I wish to prove the affine invariance property of the following outlyingness measure: $O(x,X) = \underset{\left\lVert u \right\rVert=1}{sup} \dfrac{\lvert u^T x - Med(u^T X) \rvert}{MAD(u^T X)}$
The equality I want to prove is therefore O(Ax+b, AX+b) = O(x, X) for any non-singular matrix $A$ and any $b \in R^d$, with $X$ the data matrix containing the $n$ samples with $d$ dimensions. What I got to, with $w=A^Tu$:
\begin{align} O(Ax+b) &= \underset{\left\lVert u \right\rVert=1}{sup} \dfrac{\lvert u^T (Ax+b) - Med(u^T (AX+b)) \rvert}{MAD(u^T (AX+b))} \\ &= \underset{\left\lVert u \right\rVert=1}{sup} \dfrac{\lvert u^T Ax - Med(u^T AX) \rvert}{MAD(u^T AX)} \\ &= \underset{\left\lVert u \right\rVert=1}{sup} \dfrac{\lvert w^T x - Med(w^T X) \rvert}{MAD(w^T X)} \\ &= (...) \\ &=? ~ O(x) \end{align}
This affine invariance is put forward in this document (p.11 of the pdf):
Theorem 2.9. The projection depth function PD(x;F) is a statistical depth function in the sense of Definition 2.1.
where Definition 2.1 first property is the desired affine invariance. The proof of this invariance is however described as "straightforward" (p. 19 of the pdf):
(a) Affine invariance. Straightforward.
Note that this document talks about the affine invariance of the projection (statistical) depth $PD(x, X) = \frac{1}{1+O(x,X)}$, but $PD(Ax+b)=PD(x)$ (omitting $(.,X)$ for conciseness) if and only if $O(Ax+b)=O(x)$. The latter equality, i.e. the affine invariance I'm looking for, is also put forward in this paper: on p.6 of the pdf "outlyingness is affine invariant", where p.3 puts forward Lemma 2.1 which states the statistical depth built with $O(x, X)$ is affine invariant as well. In the proofs at the end of the document, I don't see what I'm looking for (see p.19 of the pdf).

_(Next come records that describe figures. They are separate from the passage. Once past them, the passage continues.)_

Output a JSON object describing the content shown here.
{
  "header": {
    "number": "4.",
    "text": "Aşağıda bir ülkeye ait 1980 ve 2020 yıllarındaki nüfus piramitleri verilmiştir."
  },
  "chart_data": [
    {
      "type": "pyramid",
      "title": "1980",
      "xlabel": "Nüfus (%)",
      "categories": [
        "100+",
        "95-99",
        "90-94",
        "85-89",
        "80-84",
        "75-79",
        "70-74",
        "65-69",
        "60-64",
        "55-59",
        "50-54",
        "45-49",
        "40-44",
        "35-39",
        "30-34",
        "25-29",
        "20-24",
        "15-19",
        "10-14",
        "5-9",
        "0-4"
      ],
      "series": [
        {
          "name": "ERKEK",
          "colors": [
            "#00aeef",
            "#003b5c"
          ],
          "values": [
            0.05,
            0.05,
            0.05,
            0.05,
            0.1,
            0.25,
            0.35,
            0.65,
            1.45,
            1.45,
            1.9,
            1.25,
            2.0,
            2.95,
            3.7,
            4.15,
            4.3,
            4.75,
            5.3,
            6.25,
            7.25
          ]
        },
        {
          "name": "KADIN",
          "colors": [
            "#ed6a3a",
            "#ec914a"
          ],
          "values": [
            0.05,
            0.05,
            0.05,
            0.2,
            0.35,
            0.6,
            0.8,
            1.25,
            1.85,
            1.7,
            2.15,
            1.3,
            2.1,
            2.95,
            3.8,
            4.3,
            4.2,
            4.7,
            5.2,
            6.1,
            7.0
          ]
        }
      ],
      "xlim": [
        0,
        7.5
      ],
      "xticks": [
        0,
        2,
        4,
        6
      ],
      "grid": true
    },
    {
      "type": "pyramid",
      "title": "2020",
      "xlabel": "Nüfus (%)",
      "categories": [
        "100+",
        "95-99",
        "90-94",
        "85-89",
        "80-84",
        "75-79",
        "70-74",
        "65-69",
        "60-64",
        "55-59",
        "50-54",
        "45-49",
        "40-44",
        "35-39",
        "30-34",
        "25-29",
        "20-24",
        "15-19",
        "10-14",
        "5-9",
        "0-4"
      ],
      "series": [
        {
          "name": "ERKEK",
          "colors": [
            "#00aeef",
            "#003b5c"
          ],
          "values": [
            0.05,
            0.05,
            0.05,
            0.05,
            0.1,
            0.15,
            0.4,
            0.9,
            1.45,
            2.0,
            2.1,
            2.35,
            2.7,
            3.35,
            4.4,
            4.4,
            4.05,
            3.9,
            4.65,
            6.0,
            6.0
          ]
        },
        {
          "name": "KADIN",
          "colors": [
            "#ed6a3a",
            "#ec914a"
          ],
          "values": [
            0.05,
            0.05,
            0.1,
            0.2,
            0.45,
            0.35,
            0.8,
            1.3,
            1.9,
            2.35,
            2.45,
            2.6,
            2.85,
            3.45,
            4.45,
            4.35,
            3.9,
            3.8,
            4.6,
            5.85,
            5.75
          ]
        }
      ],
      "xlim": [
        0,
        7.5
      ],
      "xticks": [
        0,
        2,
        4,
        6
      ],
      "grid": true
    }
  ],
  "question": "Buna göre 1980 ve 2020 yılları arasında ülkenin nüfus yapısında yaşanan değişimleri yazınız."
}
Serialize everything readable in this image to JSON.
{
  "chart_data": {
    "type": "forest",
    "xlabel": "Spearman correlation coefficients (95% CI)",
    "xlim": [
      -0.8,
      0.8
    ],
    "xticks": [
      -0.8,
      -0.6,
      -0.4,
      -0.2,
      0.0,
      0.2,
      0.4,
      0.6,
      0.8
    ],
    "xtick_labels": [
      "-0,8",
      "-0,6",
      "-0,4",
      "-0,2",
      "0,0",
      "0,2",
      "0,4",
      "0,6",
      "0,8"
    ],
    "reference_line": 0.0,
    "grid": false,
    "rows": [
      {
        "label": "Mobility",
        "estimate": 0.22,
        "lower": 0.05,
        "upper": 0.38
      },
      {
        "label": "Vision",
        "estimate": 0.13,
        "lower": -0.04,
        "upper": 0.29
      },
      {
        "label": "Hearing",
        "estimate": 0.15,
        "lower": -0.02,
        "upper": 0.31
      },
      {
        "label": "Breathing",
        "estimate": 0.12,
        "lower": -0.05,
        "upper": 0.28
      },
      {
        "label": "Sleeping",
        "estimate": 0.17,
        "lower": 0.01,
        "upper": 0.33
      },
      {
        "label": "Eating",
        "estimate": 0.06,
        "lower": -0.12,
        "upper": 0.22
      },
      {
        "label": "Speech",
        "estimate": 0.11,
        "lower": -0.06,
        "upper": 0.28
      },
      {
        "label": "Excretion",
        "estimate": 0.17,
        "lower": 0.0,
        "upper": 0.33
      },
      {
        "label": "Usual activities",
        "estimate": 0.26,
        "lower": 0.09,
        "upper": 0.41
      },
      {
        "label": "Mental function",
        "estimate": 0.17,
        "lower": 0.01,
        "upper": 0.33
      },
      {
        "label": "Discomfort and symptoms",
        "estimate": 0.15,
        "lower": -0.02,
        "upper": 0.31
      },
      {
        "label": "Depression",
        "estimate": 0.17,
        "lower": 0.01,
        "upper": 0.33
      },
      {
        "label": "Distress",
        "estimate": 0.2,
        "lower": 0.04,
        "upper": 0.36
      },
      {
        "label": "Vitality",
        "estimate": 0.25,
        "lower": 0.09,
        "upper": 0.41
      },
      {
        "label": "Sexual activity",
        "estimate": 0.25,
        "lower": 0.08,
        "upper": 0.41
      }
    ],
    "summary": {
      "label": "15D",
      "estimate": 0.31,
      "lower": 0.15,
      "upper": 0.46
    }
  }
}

It would seem that this affine invariance is related (equivalent ?) to the affine equivariance of the location and scatter estimators used in $O(x, X)$, these estimators being the Med (median) and the MAD (median absolute deviation) respectively, as suggested in this other math.SE post and in the introduction of this paper :
Furthermore, with a proper choice of (μ, σ ), it can induce a lot of favorable estimators, such as Stahel-Donoho location and scatter estimators, which enjoy very high breakdown point robustness and affine equivari- ance (Zuo et al. 2004; Zuo 2006), and projection median, which has the highest breakdown point among all the exist- ing affine equivariant multivariate location estimators (Zuo 2003).
This affine equivariance is also mentioned in this other paper (see p.3 of pdf), for example (there is a lot of papers mentioning the random projection depth & associated outlyingness). The affine invariance of $O(x, X)$ is also mentioned here, where the loss of the invariance for a finite set of random projections is also put forward (with a solution to mitigate it):
For ∆ the set of all projections, this is the usual projection outlyingness (e.g., see Zuo, 2003) and is affine invariant. However, for ∆ finite, not even orthogonal invariance holds.
Intuition could be that, since we have a data standardization anyway, the affine transformation has no impact on the outlyingness score $O(x, X)$, but I would like to have the complete and rigorous equations development.